Oder der fulminante Wahlsieg 1972 über die wild gewordene CDU/CSU, die ein Mann namens Rainer Barzel ölig anführte (kennt den noch jemand? Kann man googeln). Brandt setzte alles auf eine Karte. Das war die Entspannungspolitik, für die er vor der Wahl eigentlich keine Mehrheit im Land hatte. Es war das einzige Mal, dass ein deutscher Nachkriegskanzler sagt: dafür stehe ich, dafür falle ich. Ein grandioser Wahlkampf, ein grandioser Sieg.

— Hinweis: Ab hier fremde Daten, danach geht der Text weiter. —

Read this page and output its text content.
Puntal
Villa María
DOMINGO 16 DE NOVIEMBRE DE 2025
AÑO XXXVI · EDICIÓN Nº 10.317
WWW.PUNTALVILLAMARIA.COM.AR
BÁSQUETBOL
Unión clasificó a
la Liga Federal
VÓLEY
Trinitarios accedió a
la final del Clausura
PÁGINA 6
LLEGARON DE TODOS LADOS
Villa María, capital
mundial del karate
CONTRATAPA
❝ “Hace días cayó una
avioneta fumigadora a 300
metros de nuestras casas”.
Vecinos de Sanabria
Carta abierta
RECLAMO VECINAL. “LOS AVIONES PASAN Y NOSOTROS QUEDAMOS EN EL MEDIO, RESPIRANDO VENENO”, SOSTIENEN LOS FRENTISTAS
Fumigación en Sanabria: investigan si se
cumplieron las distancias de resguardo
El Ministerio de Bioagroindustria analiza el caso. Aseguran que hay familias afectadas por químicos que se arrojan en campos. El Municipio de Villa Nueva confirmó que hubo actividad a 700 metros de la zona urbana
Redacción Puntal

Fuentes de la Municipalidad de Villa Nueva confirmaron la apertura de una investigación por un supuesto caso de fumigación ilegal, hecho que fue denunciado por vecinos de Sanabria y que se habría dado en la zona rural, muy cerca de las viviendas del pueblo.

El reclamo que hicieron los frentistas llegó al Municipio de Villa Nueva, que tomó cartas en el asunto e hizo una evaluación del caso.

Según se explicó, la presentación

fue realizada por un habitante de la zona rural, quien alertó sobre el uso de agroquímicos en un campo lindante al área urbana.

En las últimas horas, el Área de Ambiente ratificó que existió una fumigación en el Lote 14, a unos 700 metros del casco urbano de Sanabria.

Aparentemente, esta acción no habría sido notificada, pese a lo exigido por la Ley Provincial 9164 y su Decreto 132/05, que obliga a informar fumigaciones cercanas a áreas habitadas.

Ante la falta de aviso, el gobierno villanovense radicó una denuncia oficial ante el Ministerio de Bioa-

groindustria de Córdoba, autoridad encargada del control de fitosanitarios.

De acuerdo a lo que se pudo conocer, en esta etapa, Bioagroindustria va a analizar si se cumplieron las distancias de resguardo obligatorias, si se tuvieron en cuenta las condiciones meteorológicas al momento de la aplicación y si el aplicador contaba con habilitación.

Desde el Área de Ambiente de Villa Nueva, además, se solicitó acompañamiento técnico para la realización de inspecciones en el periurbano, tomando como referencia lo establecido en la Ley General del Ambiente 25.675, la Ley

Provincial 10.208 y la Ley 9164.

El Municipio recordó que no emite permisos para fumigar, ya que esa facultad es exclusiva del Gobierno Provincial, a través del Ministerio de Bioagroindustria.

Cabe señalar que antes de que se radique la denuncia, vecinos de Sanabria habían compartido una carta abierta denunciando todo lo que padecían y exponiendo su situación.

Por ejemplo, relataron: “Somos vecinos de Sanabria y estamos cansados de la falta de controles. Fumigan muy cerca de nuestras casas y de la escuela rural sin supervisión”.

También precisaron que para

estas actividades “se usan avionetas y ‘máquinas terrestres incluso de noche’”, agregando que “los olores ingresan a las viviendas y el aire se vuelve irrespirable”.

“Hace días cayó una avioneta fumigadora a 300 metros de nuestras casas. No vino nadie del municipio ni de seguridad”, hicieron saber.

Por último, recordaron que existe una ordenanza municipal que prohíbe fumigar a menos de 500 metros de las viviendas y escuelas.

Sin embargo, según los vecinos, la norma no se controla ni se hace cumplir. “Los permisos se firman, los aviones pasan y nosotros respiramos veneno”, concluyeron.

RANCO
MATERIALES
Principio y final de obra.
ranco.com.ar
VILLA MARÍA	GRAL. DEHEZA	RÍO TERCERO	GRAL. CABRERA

Zwei Jahre später war die goldene Phase der SPD schon wieder vorbei. Verspielt und vertändelt, das auch. Gescheitert an einem Spion aus der DDR, aus dem anderen Deutschland, mit dem die Regierung Brandt gerade einen Grundlagenvertrag geschlossen hatte. Was für ein Irrsinn.

Mit dem Ende von Brandts Kanzlerschaft begann die weniger schöne Zeit für Bahr. Schmidt zog die Macher den Denkern vor. Außer Bahr gehörte der brillante Peter Glotz dazu, auch Hermann Glaser, der Kulturdezernent in Nürnberg war und fast so kluge Bücher wie Glotz schrieb. Jeder von ihnen war ein Solitärgewächs. Sie fielen als Einzelne auf, aber sie verstanden sich vor allem als Mitglied der deutschen Sozialdemokratie, der ältesten Partei Deutschlands, worauf sie stolz waren, und was sie immer wieder erwähnten.

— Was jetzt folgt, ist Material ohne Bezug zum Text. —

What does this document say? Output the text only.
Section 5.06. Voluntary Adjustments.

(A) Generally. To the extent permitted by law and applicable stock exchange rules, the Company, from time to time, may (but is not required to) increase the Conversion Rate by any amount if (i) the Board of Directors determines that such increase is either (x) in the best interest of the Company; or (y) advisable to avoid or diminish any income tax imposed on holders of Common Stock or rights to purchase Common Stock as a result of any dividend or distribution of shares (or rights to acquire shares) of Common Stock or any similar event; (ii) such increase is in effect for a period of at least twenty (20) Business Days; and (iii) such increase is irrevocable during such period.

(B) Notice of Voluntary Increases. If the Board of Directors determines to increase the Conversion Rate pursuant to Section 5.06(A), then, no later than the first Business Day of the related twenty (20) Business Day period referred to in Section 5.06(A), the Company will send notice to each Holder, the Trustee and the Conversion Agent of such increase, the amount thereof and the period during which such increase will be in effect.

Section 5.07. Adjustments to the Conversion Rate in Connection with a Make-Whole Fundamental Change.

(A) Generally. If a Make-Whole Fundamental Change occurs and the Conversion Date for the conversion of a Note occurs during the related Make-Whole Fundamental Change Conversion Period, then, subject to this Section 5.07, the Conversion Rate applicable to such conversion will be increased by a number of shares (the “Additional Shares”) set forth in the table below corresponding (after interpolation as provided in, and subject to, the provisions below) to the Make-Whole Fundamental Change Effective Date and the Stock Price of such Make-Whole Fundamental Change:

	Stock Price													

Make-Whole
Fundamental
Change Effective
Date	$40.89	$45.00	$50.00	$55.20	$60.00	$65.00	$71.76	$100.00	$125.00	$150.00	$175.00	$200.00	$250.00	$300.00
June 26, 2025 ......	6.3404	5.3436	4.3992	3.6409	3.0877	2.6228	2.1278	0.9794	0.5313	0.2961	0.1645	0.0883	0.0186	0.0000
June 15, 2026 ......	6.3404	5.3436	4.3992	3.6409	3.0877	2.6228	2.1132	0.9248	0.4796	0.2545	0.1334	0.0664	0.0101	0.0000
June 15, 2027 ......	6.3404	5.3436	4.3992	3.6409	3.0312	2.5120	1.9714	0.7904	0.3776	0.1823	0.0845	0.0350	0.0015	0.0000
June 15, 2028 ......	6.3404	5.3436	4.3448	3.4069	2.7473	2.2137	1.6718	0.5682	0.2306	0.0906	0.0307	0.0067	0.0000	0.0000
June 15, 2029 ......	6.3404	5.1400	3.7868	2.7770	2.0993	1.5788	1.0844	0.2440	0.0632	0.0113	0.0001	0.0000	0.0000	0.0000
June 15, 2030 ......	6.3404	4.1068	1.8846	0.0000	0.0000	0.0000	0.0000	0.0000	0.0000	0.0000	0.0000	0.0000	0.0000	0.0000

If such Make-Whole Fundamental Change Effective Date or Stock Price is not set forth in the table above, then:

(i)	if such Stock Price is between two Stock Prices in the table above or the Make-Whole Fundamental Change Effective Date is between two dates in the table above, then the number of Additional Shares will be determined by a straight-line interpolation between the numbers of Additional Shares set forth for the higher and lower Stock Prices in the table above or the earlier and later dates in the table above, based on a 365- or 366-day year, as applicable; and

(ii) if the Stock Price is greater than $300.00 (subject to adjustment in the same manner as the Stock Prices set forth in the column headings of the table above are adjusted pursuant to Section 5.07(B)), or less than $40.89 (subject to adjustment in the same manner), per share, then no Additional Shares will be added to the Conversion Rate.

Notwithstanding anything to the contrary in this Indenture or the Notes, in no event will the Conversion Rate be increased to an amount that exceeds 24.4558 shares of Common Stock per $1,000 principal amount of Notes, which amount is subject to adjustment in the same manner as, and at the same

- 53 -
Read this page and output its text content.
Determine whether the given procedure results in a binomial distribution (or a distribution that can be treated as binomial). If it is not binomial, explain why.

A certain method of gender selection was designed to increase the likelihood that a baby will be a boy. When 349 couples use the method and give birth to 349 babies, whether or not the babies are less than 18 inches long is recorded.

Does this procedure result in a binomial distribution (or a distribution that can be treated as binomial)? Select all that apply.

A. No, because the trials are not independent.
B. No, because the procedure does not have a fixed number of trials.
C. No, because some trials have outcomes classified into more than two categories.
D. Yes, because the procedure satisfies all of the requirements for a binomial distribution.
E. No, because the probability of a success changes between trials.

Paradoxerweise gab es doch eine Gemeinsamkeit zwischen Schmidt und Bahr: Beide waren Vertreter der gouvernementalen SPD. Sie zogen es vor, mit den Regierenden in Moskau, Warschau oder Prag zu sprechen - nicht mit der Opposition, aus der später die Regierungen kamen. Ein Fehler, wie Bahr später einsah.

Bahr jammerte nicht

Egon Bahr blieb lebenslang ein Willy-Brandt-Mann. Sie kannten sich aus Berlin, als Berlin noch Frontstadt im Kalten Krieg war. Sie waren beide Journalisten. Sie dachten im Duo. Sie entwickelten die Ideen über Entspannung und Versöhnung gemeinsam. Sie waren beide das Opfer der Adenauer-CDU, die den Emigranten Willy Brandt alias Herbert Frahm verunglimpfte und Bahr zum Vaterlandsverräter stempelte und es dazu auch noch schaffte, irgendwie anzudeuten, dass es sich bei Bahr ja um einen Halbjuden handele. Wer durch dieses Feuer gegangen war, dem kam alles andere wahrscheinlich halb so schlimm vor.

 

Nach Brandts Tod war Egon Bahr dessen ideeller Nachlassverwalter und der Kummerkasten für die ewigen Brandt-Jünger, die unter der Nachfolgerschar Vogel/Rau/Scharping/Lafontaine/Schröder/Platzeck/Beck/Gabriel litten und heute am 25-Prozent-Getto verzweifeln. Bahr jammerte nicht. Er war eben auch ein Pragmatiker, der sich sagte: Sind es jetzt schlechte Zeiten, kommen auch wieder gute Zeiten.

Egon Bahr war auf glänzende, anregende Weise, was heute nur die allerwenigsten Ratgeber sind: einer, der aus Ideen Konzepte entwickelt und sie den Regierenden oder denen, die regieren wollen, als Vorschlag unterbreitet. Er konnte warten, bis die Zeit reif war und bis er auf einen jemanden gestoßen war, der so dachte wie er und daraus eine Politik formte.

Was für ein Glück für ihn. Was für ein Glück für Brandt. Was für ein Glück für uns.